I first had this titled by the first line of T. S. Eliot’s Ash Wednesday. A gorgeous poem that I try to read every year on, yes, Ash Wednesday. This year, I listened to Mr. Eliot read it himself via the miracle of Youtube. I hate to admit it, but I much prefer Jeremy Irons reading the same poem. What does Eliot know about the cadence of his own poem, anyhow?
I switched the title, obviously. Let the reader beware that this blog has become an experiment. It seems fitting to start the experiment on Ash Wednesday and that’s all I will say about that. Indeed, I haven’t much to say at all. Not today.
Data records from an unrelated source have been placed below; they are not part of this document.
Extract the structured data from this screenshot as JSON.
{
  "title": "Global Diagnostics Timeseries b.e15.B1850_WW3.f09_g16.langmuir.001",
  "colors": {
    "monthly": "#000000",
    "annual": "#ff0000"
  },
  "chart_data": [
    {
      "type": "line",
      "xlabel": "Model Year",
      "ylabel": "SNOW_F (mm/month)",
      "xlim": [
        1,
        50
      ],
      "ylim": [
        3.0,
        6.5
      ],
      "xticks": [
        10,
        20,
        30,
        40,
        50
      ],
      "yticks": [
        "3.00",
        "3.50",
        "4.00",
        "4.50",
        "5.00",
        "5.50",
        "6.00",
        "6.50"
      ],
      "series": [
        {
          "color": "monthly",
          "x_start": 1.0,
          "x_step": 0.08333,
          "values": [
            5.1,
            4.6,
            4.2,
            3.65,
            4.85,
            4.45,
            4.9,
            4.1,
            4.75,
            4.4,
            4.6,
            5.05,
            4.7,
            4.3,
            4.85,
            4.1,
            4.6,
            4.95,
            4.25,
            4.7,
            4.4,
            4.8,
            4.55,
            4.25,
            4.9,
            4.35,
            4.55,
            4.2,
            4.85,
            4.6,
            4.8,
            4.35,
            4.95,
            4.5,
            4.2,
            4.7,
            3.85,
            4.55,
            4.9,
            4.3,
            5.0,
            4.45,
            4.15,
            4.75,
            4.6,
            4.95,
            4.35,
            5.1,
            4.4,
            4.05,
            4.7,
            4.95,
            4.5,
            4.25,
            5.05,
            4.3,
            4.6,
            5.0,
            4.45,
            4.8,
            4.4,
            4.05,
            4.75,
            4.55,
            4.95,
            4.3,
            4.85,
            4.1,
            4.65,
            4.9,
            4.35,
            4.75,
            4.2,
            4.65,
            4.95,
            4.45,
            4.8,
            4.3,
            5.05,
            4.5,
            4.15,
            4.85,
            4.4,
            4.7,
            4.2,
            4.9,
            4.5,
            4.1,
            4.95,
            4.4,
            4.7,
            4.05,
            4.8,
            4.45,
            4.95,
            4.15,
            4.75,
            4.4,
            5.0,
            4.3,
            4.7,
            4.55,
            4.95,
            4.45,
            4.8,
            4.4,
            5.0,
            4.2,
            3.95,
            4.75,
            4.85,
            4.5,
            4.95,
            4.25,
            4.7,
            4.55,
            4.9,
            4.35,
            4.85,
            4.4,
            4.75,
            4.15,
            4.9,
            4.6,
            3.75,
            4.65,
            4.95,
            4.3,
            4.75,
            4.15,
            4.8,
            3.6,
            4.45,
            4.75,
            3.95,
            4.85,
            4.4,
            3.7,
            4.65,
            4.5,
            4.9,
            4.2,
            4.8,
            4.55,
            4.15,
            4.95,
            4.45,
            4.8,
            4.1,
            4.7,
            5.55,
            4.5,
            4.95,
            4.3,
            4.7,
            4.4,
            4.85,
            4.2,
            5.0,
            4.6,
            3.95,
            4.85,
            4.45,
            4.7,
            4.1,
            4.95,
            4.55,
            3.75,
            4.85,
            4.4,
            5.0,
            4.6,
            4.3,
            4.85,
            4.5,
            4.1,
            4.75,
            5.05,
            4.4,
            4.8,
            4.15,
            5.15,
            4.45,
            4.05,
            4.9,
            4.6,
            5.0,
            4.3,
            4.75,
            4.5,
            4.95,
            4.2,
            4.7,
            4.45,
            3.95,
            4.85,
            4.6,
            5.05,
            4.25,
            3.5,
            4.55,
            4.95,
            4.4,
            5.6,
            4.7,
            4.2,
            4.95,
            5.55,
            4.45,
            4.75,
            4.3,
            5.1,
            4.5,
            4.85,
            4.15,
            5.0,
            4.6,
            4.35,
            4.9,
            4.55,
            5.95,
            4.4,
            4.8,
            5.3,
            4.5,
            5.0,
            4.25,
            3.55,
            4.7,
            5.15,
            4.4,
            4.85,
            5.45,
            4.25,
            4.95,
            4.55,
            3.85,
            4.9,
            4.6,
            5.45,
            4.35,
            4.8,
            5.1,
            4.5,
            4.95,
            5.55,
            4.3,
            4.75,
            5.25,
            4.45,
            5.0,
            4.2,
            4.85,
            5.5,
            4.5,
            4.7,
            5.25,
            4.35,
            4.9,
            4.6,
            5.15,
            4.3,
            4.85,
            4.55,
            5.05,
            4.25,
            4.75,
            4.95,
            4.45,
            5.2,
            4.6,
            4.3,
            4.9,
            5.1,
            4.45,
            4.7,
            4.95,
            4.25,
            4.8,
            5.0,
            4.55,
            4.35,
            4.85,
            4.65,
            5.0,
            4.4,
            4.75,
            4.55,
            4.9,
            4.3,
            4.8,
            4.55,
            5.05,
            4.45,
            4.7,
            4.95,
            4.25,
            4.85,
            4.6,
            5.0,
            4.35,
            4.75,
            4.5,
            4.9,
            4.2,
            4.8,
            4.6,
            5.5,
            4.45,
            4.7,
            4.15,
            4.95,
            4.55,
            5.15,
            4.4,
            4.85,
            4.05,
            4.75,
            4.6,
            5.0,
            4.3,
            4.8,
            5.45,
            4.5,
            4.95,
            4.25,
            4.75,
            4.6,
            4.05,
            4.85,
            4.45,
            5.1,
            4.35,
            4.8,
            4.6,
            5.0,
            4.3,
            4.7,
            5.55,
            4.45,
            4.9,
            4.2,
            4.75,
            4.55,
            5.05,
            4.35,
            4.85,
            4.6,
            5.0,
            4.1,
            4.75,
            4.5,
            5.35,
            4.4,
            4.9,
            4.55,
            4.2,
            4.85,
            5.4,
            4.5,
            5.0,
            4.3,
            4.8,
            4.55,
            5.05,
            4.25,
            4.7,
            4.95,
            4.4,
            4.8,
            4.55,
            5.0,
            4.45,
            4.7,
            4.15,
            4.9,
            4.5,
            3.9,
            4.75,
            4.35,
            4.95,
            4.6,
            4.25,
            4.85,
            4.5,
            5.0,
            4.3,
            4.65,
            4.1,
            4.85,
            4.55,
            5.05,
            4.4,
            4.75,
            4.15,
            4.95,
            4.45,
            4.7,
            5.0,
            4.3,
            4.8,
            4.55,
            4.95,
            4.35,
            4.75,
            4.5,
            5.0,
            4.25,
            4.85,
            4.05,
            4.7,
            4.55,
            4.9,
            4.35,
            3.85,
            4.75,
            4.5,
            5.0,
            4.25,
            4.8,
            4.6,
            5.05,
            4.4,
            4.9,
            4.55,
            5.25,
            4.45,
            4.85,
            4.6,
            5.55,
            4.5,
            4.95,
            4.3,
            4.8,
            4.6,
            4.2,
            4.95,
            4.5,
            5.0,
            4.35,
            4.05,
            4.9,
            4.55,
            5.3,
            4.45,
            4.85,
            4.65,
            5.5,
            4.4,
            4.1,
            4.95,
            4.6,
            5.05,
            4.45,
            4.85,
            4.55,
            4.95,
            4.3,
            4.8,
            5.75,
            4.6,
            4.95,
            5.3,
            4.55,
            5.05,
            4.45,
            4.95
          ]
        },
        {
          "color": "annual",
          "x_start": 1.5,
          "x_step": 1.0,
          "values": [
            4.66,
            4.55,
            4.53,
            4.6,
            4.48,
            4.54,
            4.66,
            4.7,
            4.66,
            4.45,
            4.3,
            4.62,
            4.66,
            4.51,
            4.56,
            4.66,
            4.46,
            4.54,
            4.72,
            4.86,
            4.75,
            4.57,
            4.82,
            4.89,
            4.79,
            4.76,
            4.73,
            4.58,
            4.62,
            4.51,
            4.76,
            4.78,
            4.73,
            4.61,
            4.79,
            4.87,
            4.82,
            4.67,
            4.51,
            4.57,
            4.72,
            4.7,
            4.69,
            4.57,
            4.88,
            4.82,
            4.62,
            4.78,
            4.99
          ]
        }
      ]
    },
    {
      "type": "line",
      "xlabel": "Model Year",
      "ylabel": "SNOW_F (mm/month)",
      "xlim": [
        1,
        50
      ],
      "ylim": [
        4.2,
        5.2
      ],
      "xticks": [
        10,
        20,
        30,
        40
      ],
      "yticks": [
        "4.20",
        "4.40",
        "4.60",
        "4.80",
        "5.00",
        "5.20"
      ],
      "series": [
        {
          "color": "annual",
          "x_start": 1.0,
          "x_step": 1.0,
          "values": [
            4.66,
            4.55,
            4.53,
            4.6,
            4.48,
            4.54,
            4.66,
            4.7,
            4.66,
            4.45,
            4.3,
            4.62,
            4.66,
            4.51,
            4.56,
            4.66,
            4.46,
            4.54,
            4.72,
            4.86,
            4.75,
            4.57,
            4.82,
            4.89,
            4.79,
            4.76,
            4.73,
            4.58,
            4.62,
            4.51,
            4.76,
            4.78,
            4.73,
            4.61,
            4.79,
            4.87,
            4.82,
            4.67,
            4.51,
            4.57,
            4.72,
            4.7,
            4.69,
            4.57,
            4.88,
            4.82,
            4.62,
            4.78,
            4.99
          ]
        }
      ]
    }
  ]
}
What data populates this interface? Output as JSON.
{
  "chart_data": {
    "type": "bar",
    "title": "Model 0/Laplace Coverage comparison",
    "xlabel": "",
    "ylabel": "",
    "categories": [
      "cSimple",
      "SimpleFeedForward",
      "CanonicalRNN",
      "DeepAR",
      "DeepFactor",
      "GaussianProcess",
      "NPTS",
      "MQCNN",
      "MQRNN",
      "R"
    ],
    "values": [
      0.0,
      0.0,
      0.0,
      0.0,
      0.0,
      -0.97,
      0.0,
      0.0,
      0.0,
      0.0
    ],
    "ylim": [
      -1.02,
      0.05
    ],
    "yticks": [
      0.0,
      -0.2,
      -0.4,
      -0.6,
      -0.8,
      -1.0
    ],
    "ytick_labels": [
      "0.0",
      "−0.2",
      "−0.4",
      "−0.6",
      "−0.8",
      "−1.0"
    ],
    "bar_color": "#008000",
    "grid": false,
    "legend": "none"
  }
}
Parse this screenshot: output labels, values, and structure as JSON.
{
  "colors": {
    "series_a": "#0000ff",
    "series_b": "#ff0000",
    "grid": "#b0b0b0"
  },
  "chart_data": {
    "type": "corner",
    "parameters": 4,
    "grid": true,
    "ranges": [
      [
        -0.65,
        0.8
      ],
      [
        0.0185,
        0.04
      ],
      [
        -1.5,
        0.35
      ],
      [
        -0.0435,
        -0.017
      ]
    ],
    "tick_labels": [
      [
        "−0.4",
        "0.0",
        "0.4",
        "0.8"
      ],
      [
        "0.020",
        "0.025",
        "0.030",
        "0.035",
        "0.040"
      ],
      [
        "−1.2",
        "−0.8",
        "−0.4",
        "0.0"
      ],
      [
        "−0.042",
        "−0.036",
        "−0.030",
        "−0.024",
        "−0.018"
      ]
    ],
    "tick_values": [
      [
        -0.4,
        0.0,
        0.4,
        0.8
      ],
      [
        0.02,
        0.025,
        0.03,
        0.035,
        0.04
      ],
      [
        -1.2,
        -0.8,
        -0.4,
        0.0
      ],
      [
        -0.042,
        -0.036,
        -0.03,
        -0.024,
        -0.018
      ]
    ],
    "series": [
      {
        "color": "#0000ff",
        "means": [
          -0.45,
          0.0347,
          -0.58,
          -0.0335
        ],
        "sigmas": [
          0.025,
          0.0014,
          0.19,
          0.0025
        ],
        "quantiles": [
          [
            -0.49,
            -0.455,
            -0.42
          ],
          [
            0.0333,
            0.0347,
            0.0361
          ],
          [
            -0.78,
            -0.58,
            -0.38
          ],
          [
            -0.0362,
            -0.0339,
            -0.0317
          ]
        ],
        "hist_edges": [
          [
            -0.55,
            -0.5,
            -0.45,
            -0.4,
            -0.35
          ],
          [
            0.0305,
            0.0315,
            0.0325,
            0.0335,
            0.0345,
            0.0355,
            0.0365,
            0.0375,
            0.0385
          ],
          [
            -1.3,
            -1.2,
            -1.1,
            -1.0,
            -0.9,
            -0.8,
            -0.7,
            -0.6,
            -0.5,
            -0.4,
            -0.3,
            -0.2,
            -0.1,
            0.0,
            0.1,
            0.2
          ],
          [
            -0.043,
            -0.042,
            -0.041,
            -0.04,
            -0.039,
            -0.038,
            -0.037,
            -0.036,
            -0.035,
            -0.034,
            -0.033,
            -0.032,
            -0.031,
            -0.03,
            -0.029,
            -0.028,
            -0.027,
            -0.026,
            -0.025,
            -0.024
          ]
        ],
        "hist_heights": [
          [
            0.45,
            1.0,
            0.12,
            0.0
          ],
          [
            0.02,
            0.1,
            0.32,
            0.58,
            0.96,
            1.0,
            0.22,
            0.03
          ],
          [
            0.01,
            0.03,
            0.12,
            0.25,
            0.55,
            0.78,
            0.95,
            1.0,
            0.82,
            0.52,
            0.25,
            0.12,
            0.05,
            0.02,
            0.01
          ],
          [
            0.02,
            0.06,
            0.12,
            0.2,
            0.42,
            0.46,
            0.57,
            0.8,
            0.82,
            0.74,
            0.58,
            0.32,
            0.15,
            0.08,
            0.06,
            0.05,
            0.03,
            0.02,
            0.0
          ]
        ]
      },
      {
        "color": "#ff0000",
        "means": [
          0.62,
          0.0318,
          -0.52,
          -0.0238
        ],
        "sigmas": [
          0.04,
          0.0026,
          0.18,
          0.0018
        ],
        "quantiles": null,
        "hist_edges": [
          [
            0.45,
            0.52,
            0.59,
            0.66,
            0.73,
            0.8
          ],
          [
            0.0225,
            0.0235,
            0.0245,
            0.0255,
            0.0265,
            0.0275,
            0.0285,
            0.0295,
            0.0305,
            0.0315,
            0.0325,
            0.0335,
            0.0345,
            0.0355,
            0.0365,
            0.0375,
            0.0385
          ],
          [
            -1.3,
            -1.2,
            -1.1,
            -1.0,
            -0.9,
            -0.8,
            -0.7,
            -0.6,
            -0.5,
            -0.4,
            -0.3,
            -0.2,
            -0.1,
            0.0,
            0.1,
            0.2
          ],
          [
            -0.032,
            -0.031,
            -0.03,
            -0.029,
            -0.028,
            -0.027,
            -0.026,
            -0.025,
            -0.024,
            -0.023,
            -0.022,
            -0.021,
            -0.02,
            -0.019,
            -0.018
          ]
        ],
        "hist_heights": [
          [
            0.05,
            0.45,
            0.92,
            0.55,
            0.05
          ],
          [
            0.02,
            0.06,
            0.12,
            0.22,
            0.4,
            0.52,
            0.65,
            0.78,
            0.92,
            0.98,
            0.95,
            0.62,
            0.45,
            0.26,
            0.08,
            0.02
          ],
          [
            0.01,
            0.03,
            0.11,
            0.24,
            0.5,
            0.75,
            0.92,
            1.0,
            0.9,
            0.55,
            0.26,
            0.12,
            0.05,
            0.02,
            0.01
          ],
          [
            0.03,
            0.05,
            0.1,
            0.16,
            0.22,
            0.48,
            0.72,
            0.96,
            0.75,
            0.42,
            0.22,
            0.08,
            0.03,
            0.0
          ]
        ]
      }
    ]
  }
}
Eliot talks about faces filled with hope and not despair and isn’t that something? We file into the church, packing ourselves nearly as full as Christmas or Easter, and not even there out of obligation. Arriving for one purpose, often, not even the Sacrament as one would expect. But solely for the ashes. “Remember that you are dust, and to dust you shall return.” We whisper amen and scurry back to our pew, foreheads smeared black, ashes dusting our eyelashes, our cheeks. Filling a church to be reminded of one’s death, and leaving with more than death, although the death follows us, it’s shadow poking around the corner at unexpected places. All of this we flock to. All of this, the blessed ashes, the blessing of the reminder of our death. Such is the paradox of hope.
But it’s late and I’m rambling. Jeremy Irons has just finished reading “Ash Wednesday” and I wonder if I might not listen to it everyday this Lent. Will it be too much that way?